D'accordo, ricercatori e scienziati, ma se guardiamo per esempio alle infermiere qual è la situazione?

"Il Cardiocentro ha una componente di frontalierato che è fondamentale per far funzionare l'ospedale. Ma noi cerchiamo sempre prima in Ticino i profili che ci occorrono. E ci fa molto piacere quando possiamo assumere un'infermiera o un altro lavoratore che vive qui. Ma non è solo una questione politica: mantenere vivo e forte un legame con le persone del territorio porta benefici tangibili all'intera struttura. Pensi solo al rapporto con i pazienti". 

 

Due risposte flash per concludere. Cosa ne pensa dell'ultima pianificazione ospedaliera che tanto ha fatto discutere il Ticino?

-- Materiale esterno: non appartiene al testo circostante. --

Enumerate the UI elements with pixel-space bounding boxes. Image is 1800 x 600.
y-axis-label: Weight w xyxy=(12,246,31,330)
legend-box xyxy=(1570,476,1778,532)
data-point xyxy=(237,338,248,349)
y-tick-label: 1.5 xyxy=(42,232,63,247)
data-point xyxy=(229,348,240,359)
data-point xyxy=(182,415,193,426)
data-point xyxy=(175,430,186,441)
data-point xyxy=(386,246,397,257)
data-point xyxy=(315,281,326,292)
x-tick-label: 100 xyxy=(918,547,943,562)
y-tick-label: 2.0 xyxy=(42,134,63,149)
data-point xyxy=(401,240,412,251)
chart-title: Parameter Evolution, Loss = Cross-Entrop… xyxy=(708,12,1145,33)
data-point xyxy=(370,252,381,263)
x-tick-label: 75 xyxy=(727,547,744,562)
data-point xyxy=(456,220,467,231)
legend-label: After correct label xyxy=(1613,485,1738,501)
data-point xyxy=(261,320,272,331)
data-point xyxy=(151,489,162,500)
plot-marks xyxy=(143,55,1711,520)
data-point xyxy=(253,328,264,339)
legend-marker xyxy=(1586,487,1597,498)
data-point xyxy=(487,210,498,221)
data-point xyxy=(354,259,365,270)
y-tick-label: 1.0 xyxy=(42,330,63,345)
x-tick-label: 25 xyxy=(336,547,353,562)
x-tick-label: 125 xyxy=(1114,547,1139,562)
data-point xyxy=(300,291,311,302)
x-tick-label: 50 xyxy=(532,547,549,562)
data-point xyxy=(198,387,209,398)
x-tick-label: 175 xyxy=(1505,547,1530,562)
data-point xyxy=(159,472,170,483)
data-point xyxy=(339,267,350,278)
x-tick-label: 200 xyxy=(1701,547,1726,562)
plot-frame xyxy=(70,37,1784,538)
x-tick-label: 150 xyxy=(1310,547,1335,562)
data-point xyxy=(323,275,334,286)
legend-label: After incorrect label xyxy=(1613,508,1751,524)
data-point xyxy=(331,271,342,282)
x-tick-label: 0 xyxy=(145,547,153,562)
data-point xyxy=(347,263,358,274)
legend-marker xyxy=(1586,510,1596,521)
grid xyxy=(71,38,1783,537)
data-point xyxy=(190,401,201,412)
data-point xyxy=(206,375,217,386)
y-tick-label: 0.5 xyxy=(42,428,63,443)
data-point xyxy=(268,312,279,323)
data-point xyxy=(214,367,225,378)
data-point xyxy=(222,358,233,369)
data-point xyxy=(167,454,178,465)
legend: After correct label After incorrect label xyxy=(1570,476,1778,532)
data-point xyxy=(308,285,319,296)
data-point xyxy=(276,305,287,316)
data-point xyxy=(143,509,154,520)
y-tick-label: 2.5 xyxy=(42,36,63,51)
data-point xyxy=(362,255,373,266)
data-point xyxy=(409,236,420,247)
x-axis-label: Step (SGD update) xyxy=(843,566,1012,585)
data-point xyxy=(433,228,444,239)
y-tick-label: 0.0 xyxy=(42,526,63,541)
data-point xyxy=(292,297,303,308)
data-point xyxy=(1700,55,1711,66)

"A mio avviso la pianificazione non deve essere fatta dal Parlamento. È il Governo che deve assumersi questo compito e questa responsabilità. Noi e Ginevra siamo gli unici cantoni in cui la pianificazione viene decisa dal Gran Consiglio. E in Parlamento, lo sappiamo, convivono interessi ed esigenze diverse. Se vogliamo parlare di modelli pianificatori, secondo me dobbiamo seguire quello di di Zurigo. Ma tornando al nocciolo della sua domanda le rispondo che l'ultima pianificazione soddisfa un po' tutti, quindi non soddisfa nessuno. Direi che per il 60% è ben fatta. Ora bisogna lavorare per migliore il 40% restante".
 

E infine le casse malati. Cosa ne pensa dell'ultimo salasso sui premi?

"Le casse malati hanno una lobby talmente potente a livello federale che riescono a imporre anche quello che non dovrebbero poter imporre. Per me gli aumenti sono eccessivi. Mi piacerebbe capire mister Prezzi cosa guarda... Detto questo però è evidente che le prestazioni che le casse malati sono tenute a rimborsare sono troppe".